I motion behind me. “Whatever. We have to go and meet up with Dante and Jake. Mads, come on, hon.”
She holds up a pair of earrings. “Can I get these?”
“Yeah. Your aunts said you can get whatever you want as your Christmas present.”
Maddie hops up and down excitedly. “Really?”
They roll with it. “Yeah, of course!”
Clara pulls out her wallet, like she’s going to blow on dice. “Earn those airline points. Mama wants a trip to Aruba next year!”
Marianne is practically a sister to me, her parents letting me sleep over so many nights, they bought me all my own toiletries.

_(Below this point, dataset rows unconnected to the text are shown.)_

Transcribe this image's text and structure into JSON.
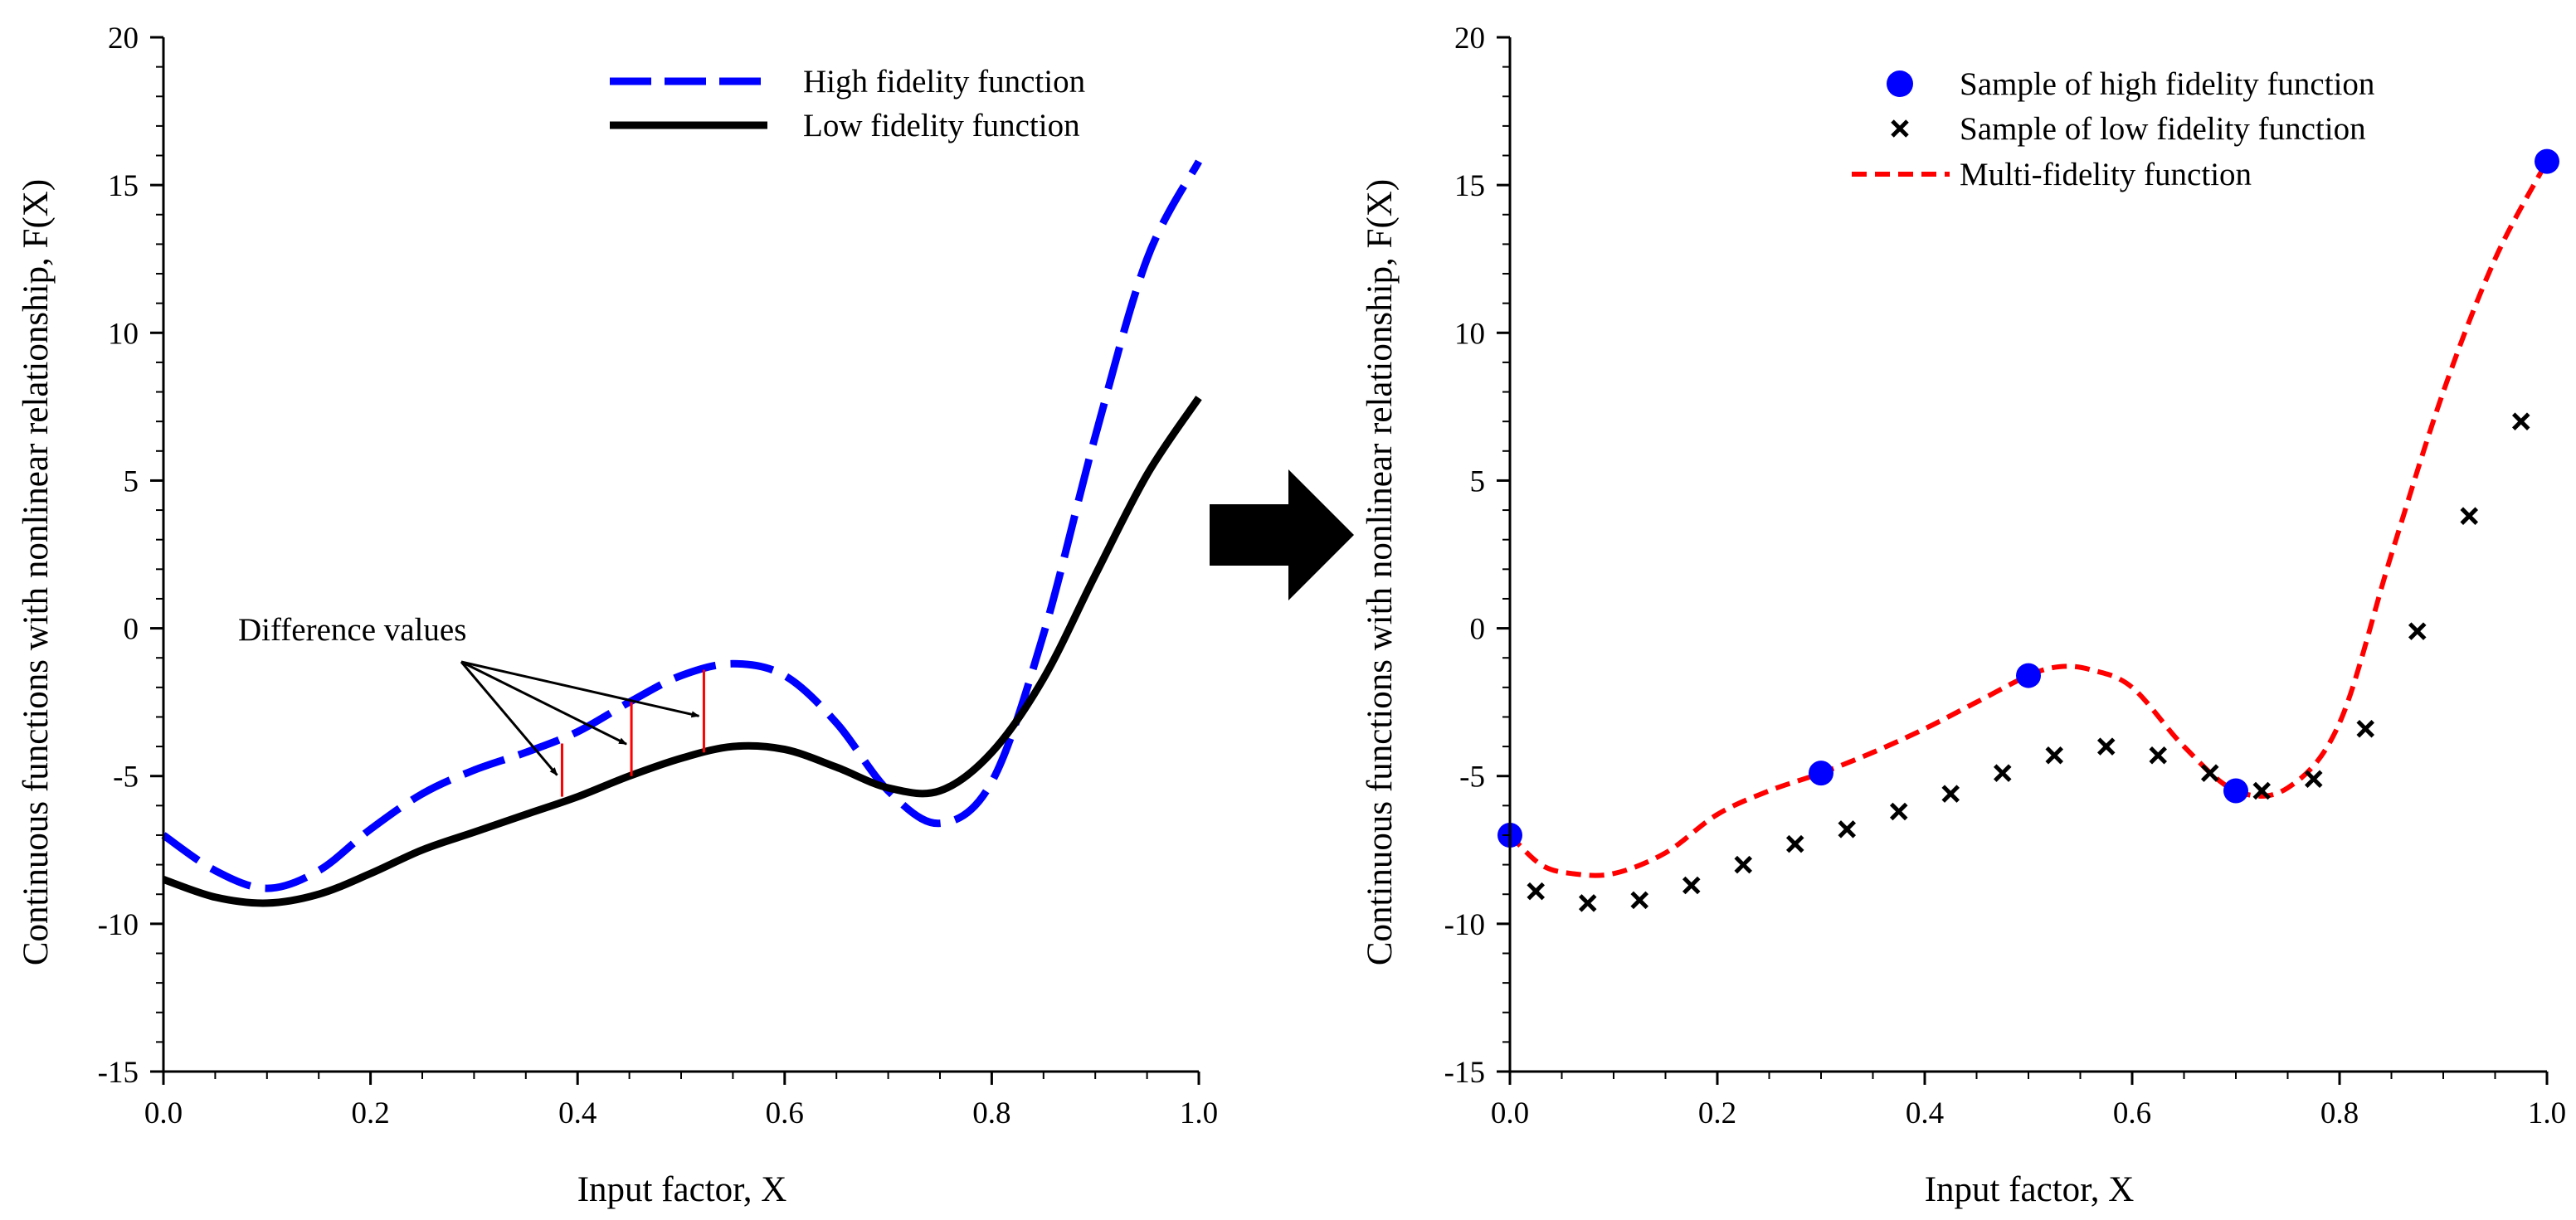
{
  "chart_data": [
    {
      "type": "line",
      "xlabel": "Input factor, X",
      "ylabel": "Continuous functions with nonlinear relationship, F(X)",
      "xlim": [
        0.0,
        1.0
      ],
      "ylim": [
        -15,
        20
      ],
      "xticks": [
        "0.0",
        "0.2",
        "0.4",
        "0.6",
        "0.8",
        "1.0"
      ],
      "yticks": [
        "-15",
        "-10",
        "-5",
        "0",
        "5",
        "10",
        "15",
        "20"
      ],
      "legend_position": "top-right",
      "series": [
        {
          "name": "High fidelity function",
          "style": "dashed",
          "color": "#0000ff",
          "x": [
            0.0,
            0.05,
            0.1,
            0.15,
            0.2,
            0.25,
            0.3,
            0.35,
            0.4,
            0.45,
            0.5,
            0.55,
            0.6,
            0.65,
            0.7,
            0.75,
            0.8,
            0.85,
            0.9,
            0.95,
            1.0
          ],
          "y": [
            -7.0,
            -8.2,
            -8.8,
            -8.2,
            -6.8,
            -5.6,
            -4.8,
            -4.2,
            -3.5,
            -2.5,
            -1.6,
            -1.2,
            -1.6,
            -3.2,
            -5.5,
            -6.6,
            -5.2,
            -0.2,
            6.5,
            12.5,
            15.8
          ]
        },
        {
          "name": "Low fidelity function",
          "style": "solid",
          "color": "#000000",
          "x": [
            0.0,
            0.05,
            0.1,
            0.15,
            0.2,
            0.25,
            0.3,
            0.35,
            0.4,
            0.45,
            0.5,
            0.55,
            0.6,
            0.65,
            0.7,
            0.75,
            0.8,
            0.85,
            0.9,
            0.95,
            1.0
          ],
          "y": [
            -8.5,
            -9.1,
            -9.3,
            -9.0,
            -8.3,
            -7.5,
            -6.9,
            -6.3,
            -5.7,
            -5.0,
            -4.4,
            -4.0,
            -4.1,
            -4.7,
            -5.4,
            -5.5,
            -4.2,
            -1.7,
            1.8,
            5.2,
            7.8
          ]
        }
      ],
      "annotations": [
        {
          "text": "Difference values",
          "arrow_targets_x": [
            0.385,
            0.452,
            0.522
          ]
        }
      ],
      "difference_markers": [
        {
          "x": 0.385,
          "y_low": -5.7,
          "y_high": -3.9
        },
        {
          "x": 0.452,
          "y_low": -5.0,
          "y_high": -2.5
        },
        {
          "x": 0.522,
          "y_low": -4.2,
          "y_high": -1.4
        }
      ]
    },
    {
      "type": "scatter",
      "xlabel": "Input factor, X",
      "ylabel": "Continuous functions with nonlinear relationship, F(X)",
      "xlim": [
        0.0,
        1.0
      ],
      "ylim": [
        -15,
        20
      ],
      "xticks": [
        "0.0",
        "0.2",
        "0.4",
        "0.6",
        "0.8",
        "1.0"
      ],
      "yticks": [
        "-15",
        "-10",
        "-5",
        "0",
        "5",
        "10",
        "15",
        "20"
      ],
      "legend_position": "top-right",
      "series": [
        {
          "name": "Sample of high fidelity function",
          "marker": "circle",
          "color": "#0000ff",
          "x": [
            0.0,
            0.3,
            0.5,
            0.7,
            1.0
          ],
          "y": [
            -7.0,
            -4.9,
            -1.6,
            -5.5,
            15.8
          ]
        },
        {
          "name": "Sample of low fidelity function",
          "marker": "x",
          "color": "#000000",
          "x": [
            0.025,
            0.075,
            0.125,
            0.175,
            0.225,
            0.275,
            0.325,
            0.375,
            0.425,
            0.475,
            0.525,
            0.575,
            0.625,
            0.675,
            0.725,
            0.775,
            0.825,
            0.875,
            0.925,
            0.975
          ],
          "y": [
            -8.9,
            -9.3,
            -9.2,
            -8.7,
            -8.0,
            -7.3,
            -6.8,
            -6.2,
            -5.6,
            -4.9,
            -4.3,
            -4.0,
            -4.3,
            -4.9,
            -5.5,
            -5.1,
            -3.4,
            -0.1,
            3.8,
            7.0
          ]
        },
        {
          "name": "Multi-fidelity function",
          "style": "dashed",
          "color": "#ff0000",
          "x": [
            0.0,
            0.03,
            0.06,
            0.1,
            0.15,
            0.2,
            0.25,
            0.3,
            0.35,
            0.4,
            0.45,
            0.5,
            0.53,
            0.56,
            0.6,
            0.65,
            0.7,
            0.75,
            0.8,
            0.85,
            0.9,
            0.95,
            1.0
          ],
          "y": [
            -7.0,
            -8.0,
            -8.3,
            -8.3,
            -7.6,
            -6.3,
            -5.5,
            -4.9,
            -4.2,
            -3.4,
            -2.5,
            -1.6,
            -1.3,
            -1.4,
            -2.0,
            -4.0,
            -5.5,
            -5.4,
            -3.2,
            2.5,
            8.0,
            12.5,
            15.8
          ]
        }
      ]
    }
  ],
  "arrow_glyph": "right-arrow"
}
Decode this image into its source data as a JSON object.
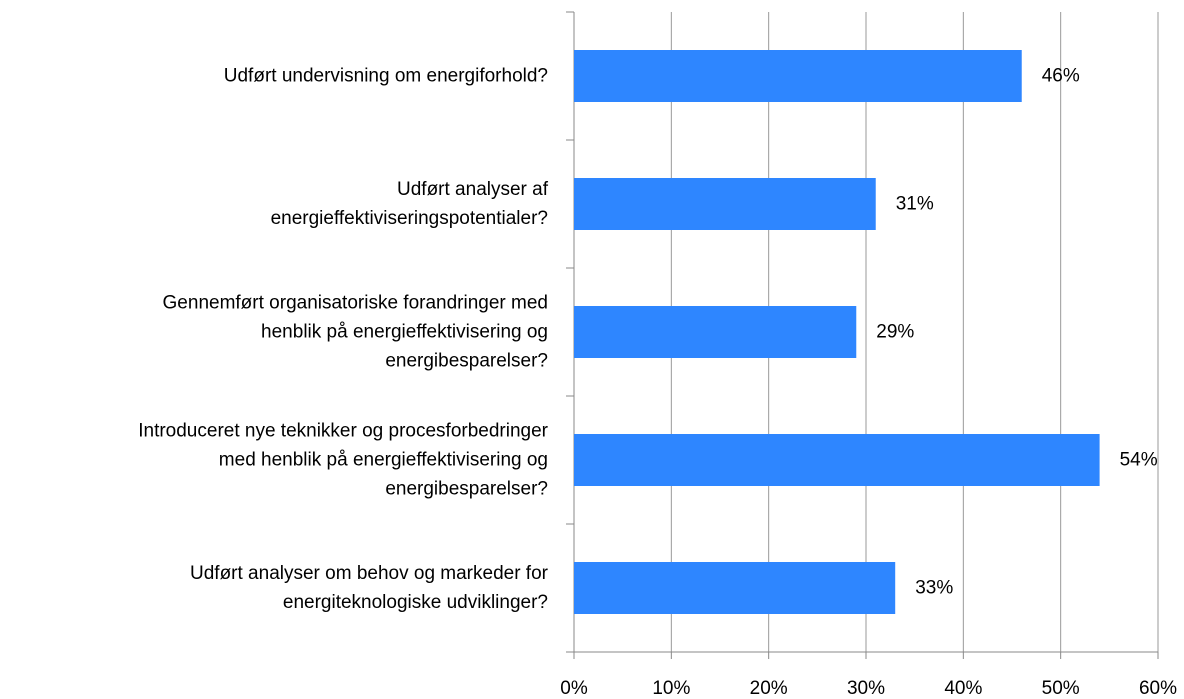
{
  "chart_data": {
    "type": "bar",
    "orientation": "horizontal",
    "categories": [
      "Udført undervisning om energiforhold?",
      "Udført analyser af\nenergieffektiviseringspotentialer?",
      "Gennemført organisatoriske forandringer med\nhenblik på energieffektivisering og\nenergibesparelser?",
      "Introduceret nye teknikker og procesforbedringer\nmed henblik på energieffektivisering og\nenergibesparelser?",
      "Udført analyser om behov og markeder for\nenergiteknologiske udviklinger?"
    ],
    "values": [
      46,
      31,
      29,
      54,
      33
    ],
    "value_labels": [
      "46%",
      "31%",
      "29%",
      "54%",
      "33%"
    ],
    "color": "#2e86ff",
    "xlim": [
      0,
      60
    ],
    "xticks": [
      {
        "value": 0,
        "label": "0%"
      },
      {
        "value": 10,
        "label": "10%"
      },
      {
        "value": 20,
        "label": "20%"
      },
      {
        "value": 30,
        "label": "30%"
      },
      {
        "value": 40,
        "label": "40%"
      },
      {
        "value": 50,
        "label": "50%"
      },
      {
        "value": 60,
        "label": "60%"
      }
    ],
    "grid": true
  }
}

Her father, Larry, became a stand-in dad, helping me with homework and cheering me on at soccer games.
Her mother, Vanessa, held my hand at my own mother’s funeral and brought me food and groceries after both of my kids were born, then slipped me a business card for a divorce lawyer when the time came.
Without the Wilkensons, I don’t know how I would have survived.
Sure, I had my brothers, but as the only girl in the family, my place and experience were very different, and if there are such things as soul mates, I know Marianne is mine.
With her hand on my daughter’s shoulder, she turns to me, mouthing, I love you .
Love you too , I mouth back.
After all these years and everything that’s happened, I have never been able to scare her away, and I know deep down I won’t be able to scare Dante away either.
With Maddie’s new purchases in hand, we say goodbye to Marianne and Clara and head back to meet Dante and Jake. They return, all smiles, each holding a container of candied pecans. Curious, I ask, “What did you guys get up to?”
Jake shrugs. “Nothing. ”
Dante tosses a pecan up in the air and catches it in his mouth. “Bro stuff.”
Jake imitates Dante, tossing and catching the pecan before saying, “Eating and talking.”
Dante nods to Jake, a signal to get ready, then tosses a nut to him to catch in his mouth. When he does, they high-five, and I suppose boys will never truly grow out of being boys.
Then Dante offers me a pecan, but when I reach for it, he snatches it back, holding one in his hand, like I’m supposed to let him throw it at me. There is no way I’m letting him.
Until he waggles his eyebrows all cute, and I sigh, tilting my head back. He lets it fly, and I catch it, barely. The thing bounces off the corner of my lip and into my mouth, but Dante and my kids cheer anyway.
He grins, and I hear his voice in my head from a few weeks ago. Don’t try to scare me away. You can’t.